History of beekeeping

Ukrainians are very fond of honey and bees. Beekeeping in Ukraine is more than one hundred years old. Honey and wax have been collected since ancient times. These products were one of the oldest items of export to the countries of Europe and Asia.
In ancient times beehives for bees’ families were made from hollow wooden logs.

Old hives in Ukrainian villages

The main problem in those days, bees were fumigated (killed) before taking honey from the hives. At the same time, the best families of bees, which collected more honey, were subject to destruction.
And if the Ukrainian Petro Prokopovych had not invented the frame beehive in 1814, it is not known what modern beekeeping would have been like.

Petro Ivanovich Prokopovich

The invention of the frame beehive served as the beginning of a wide study of the honey bee and the management of its vital activity in the interests of man.
The worldwide development of the framework system of beekeeping led to new, no less important inventions of world importance – artificial beeswax and honeydew, which together created a real revolution in beekeeping.
It is known that the famous beekeeper Petro Ivanovich Prokopovich was born in 1775 in Chernihiv Oblast in the village of Mytchenka from the Konotop district in a poor noble family.

Monument to Petro Prokopovich in his native village.

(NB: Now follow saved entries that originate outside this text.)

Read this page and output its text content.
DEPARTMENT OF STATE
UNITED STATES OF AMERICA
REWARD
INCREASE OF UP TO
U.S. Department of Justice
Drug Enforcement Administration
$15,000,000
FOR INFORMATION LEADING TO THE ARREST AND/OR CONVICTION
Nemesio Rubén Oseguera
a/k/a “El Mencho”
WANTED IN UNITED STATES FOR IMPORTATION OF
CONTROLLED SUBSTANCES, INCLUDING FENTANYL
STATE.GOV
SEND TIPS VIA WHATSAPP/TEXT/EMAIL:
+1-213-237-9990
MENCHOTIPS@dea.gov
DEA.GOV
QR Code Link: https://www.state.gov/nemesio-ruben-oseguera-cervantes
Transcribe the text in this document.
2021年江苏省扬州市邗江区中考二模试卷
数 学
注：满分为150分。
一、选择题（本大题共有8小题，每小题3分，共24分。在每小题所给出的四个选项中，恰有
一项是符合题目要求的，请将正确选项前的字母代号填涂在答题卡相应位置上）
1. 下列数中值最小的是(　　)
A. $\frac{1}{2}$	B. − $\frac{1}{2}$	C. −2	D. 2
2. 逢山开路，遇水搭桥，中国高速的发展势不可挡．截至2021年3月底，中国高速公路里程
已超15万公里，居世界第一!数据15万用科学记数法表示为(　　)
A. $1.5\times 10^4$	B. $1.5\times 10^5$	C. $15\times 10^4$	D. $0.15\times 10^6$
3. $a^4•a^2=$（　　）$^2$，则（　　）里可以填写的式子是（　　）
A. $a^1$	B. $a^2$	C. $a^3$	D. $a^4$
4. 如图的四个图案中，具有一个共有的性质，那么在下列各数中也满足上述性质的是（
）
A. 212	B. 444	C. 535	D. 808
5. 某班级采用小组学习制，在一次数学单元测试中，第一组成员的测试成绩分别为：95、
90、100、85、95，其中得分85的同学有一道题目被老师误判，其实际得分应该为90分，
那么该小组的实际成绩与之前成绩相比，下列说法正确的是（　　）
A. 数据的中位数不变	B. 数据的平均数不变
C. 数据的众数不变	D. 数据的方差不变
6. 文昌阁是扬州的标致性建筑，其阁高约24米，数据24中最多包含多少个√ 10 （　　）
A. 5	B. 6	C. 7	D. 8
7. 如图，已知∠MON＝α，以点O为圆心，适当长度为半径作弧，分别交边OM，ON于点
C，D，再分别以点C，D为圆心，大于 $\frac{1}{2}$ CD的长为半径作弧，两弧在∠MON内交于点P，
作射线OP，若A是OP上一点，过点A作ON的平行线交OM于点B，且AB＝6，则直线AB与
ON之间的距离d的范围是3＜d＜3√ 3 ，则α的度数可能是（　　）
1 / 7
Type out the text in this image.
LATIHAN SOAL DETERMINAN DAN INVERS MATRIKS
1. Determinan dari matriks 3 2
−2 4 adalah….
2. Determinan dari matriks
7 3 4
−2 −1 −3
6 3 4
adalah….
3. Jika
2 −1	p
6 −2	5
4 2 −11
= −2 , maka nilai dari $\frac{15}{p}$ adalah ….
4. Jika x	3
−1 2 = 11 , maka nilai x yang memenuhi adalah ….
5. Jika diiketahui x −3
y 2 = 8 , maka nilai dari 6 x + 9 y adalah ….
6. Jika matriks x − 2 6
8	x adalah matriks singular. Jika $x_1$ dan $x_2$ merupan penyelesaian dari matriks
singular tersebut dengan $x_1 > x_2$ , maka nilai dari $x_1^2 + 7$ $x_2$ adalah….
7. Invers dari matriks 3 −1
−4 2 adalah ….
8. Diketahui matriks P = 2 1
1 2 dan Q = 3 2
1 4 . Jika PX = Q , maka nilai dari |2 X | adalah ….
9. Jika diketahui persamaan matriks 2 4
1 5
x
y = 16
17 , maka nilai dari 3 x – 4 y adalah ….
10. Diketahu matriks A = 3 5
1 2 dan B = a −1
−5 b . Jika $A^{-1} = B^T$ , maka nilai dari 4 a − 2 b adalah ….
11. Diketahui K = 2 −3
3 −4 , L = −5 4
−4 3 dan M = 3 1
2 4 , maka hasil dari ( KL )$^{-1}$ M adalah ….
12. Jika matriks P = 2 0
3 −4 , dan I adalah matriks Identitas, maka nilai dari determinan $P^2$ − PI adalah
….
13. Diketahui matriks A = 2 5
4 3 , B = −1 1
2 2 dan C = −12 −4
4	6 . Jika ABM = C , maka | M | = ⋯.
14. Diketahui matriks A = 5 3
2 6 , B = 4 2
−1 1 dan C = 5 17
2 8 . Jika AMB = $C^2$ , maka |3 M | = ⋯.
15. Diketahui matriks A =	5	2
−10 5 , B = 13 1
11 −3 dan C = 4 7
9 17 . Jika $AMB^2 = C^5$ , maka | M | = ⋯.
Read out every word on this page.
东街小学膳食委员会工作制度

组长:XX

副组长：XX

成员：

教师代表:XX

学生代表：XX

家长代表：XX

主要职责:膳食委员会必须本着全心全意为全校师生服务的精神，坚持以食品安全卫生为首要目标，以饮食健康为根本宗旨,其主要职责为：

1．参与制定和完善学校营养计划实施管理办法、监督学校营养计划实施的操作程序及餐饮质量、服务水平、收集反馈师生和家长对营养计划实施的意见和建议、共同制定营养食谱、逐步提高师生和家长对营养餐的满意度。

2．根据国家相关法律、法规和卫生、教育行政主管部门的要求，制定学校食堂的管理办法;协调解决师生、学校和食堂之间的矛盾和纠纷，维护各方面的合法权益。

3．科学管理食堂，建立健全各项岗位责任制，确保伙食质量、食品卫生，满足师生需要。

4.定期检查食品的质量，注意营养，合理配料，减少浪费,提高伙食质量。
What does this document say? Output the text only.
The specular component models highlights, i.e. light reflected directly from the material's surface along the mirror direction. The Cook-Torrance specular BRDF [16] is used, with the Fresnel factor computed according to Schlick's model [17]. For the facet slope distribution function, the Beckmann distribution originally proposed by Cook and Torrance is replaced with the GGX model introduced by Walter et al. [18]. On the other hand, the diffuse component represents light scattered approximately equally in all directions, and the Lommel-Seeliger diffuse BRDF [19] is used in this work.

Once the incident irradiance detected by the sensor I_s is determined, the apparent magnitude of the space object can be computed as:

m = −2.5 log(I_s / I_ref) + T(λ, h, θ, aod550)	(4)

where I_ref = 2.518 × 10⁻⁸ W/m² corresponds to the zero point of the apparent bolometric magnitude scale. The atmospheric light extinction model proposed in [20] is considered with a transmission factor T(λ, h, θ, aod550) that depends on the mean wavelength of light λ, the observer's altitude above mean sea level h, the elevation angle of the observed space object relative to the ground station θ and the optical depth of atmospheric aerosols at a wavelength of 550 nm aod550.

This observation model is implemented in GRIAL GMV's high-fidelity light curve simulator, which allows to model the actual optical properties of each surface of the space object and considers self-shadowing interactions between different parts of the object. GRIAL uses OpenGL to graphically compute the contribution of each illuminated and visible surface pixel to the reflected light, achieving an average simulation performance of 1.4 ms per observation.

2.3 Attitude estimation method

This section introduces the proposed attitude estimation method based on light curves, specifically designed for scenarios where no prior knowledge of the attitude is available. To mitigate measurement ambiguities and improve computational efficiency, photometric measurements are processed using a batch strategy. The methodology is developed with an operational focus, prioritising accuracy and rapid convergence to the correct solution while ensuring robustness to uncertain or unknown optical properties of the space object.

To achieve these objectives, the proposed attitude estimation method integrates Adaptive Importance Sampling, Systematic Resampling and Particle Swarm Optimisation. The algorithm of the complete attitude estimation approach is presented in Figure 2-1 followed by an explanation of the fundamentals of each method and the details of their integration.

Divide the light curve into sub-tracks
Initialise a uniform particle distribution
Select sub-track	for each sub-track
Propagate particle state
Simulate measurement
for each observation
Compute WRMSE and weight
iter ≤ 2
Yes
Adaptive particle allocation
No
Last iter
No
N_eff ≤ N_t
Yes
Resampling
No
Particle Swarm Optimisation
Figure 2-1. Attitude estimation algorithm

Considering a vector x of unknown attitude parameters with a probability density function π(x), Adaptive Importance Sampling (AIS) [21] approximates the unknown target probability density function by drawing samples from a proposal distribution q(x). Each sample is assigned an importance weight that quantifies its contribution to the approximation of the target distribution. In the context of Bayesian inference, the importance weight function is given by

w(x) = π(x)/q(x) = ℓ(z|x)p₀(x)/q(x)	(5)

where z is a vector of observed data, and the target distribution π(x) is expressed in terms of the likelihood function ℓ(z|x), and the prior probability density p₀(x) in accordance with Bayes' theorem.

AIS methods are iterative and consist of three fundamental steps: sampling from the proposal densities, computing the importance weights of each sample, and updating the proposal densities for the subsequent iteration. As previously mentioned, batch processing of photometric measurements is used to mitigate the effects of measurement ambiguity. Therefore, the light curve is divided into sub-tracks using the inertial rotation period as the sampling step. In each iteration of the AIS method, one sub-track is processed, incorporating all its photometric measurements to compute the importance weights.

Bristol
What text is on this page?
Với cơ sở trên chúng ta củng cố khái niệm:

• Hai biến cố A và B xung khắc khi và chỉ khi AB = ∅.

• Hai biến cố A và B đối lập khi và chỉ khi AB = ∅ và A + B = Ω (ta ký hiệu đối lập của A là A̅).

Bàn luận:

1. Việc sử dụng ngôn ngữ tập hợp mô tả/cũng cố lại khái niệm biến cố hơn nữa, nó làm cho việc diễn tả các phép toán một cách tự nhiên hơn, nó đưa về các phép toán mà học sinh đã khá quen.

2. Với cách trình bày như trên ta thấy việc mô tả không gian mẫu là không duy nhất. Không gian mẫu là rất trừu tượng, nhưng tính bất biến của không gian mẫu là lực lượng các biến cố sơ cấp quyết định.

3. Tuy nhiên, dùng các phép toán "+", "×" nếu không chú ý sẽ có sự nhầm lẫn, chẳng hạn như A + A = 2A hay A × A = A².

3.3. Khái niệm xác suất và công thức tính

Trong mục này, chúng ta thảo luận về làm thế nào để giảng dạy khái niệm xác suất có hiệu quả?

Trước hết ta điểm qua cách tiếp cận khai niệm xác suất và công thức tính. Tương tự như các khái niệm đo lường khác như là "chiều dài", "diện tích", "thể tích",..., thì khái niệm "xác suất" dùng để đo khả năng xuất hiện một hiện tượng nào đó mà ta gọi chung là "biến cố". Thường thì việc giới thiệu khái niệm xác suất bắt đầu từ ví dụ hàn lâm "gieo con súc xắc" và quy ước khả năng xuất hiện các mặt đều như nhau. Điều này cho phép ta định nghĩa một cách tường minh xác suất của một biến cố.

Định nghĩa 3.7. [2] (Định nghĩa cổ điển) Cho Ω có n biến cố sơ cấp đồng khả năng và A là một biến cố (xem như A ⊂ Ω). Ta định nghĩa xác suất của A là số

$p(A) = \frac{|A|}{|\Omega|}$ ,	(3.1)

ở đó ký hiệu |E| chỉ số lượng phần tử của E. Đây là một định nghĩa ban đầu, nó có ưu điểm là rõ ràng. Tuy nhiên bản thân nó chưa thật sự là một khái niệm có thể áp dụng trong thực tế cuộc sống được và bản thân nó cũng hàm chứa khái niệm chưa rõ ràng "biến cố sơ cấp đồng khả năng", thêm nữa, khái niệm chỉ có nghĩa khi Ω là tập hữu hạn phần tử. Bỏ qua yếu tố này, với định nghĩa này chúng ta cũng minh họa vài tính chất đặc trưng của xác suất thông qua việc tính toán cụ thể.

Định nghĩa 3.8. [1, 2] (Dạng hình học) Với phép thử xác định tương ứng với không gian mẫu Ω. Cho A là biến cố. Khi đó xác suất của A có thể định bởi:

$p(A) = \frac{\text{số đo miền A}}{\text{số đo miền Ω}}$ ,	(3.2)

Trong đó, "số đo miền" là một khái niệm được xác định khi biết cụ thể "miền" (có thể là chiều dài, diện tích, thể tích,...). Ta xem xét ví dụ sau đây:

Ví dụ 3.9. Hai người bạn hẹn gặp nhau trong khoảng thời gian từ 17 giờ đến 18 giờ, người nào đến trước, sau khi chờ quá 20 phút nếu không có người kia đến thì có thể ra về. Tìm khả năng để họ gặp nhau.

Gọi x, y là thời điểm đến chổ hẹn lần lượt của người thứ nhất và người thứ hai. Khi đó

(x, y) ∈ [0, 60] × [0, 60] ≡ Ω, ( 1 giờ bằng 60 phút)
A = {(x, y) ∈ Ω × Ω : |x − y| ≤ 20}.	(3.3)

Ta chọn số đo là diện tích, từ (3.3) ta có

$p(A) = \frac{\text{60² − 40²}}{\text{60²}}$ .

The man successfully graduated from the Kyiv Theological Academy, served as a cadet in a cavalry regiment.
But Peter’s soul was not ready for military service, he soon retired. Returning home in 1798 and visiting his younger brother’s apiary, he firmly decided to devote his life to beekeeping.
Due to Peter’s unwillingness to be a soldier, his father deprived him of his inheritance. However, Prokopovich managed to purchase three tens of acres of land and received a loan of some money to set up his farm, an apiary, and then seriously engage in his favorite business.
The beekeeper himself made hives and tested them, carefully observing the behavior of bees, worked on improving the care of bees, kept a diary, dealt with the treatment of insects and many other issues.
He was faithful to his work like no other. In a few years, he became a famous beekeeper, created the largest apiary not only in Ukraine, but also in the world – more than 10,000 bee families!
Economic conditions in the country required new methods in beekeeping, and Petro Prokopovich was looking for them.
In 1814, Prokopovich invented such a beehive – a collapsible frame hive, best adapted to the climate in the work of a beekeeper with bees, which protects the bees during the selection of honey.
In 1827, Prokopovich opened the first beekeeping school in his native village, which he maintained with his own funds.
Many peasants from Ukraine, Belarus, Bashkiria, Georgia, the Czech Republic, Hungary, Italy, and Germany studied beekeeping there. The school also taught horticulture, horticulture, viticulture, flower growing, writing, arithmetic and singing.
It so happened that it is thanks to the Ukrainian that modern apiaries have this look.

During passed years hives were modernized, according to the needs of beekeepers, even installed on a wheeled platform.

But the framework principle of the beehive remains unchanged until now. And this made it possible to develop beekeeping all over the world without the need to kill bees.
According to unconfirmed rumors, the famous physicist Albert Einstein once said: “After the extinction of all bees, humanity will last only four years.” It is hard not to agree with this gloomy prophecy. After all, more than a third of agricultural crops will not survive without pollination. Without bees, we face food shortages on an unprecedented scale.
And so it turned out that Ukrainians, thanks to their love for honey and bees, were almost at the forefront of the world trend to save bees, because it is precisely these small and hardworking insects that support life on the planet Earth with their work.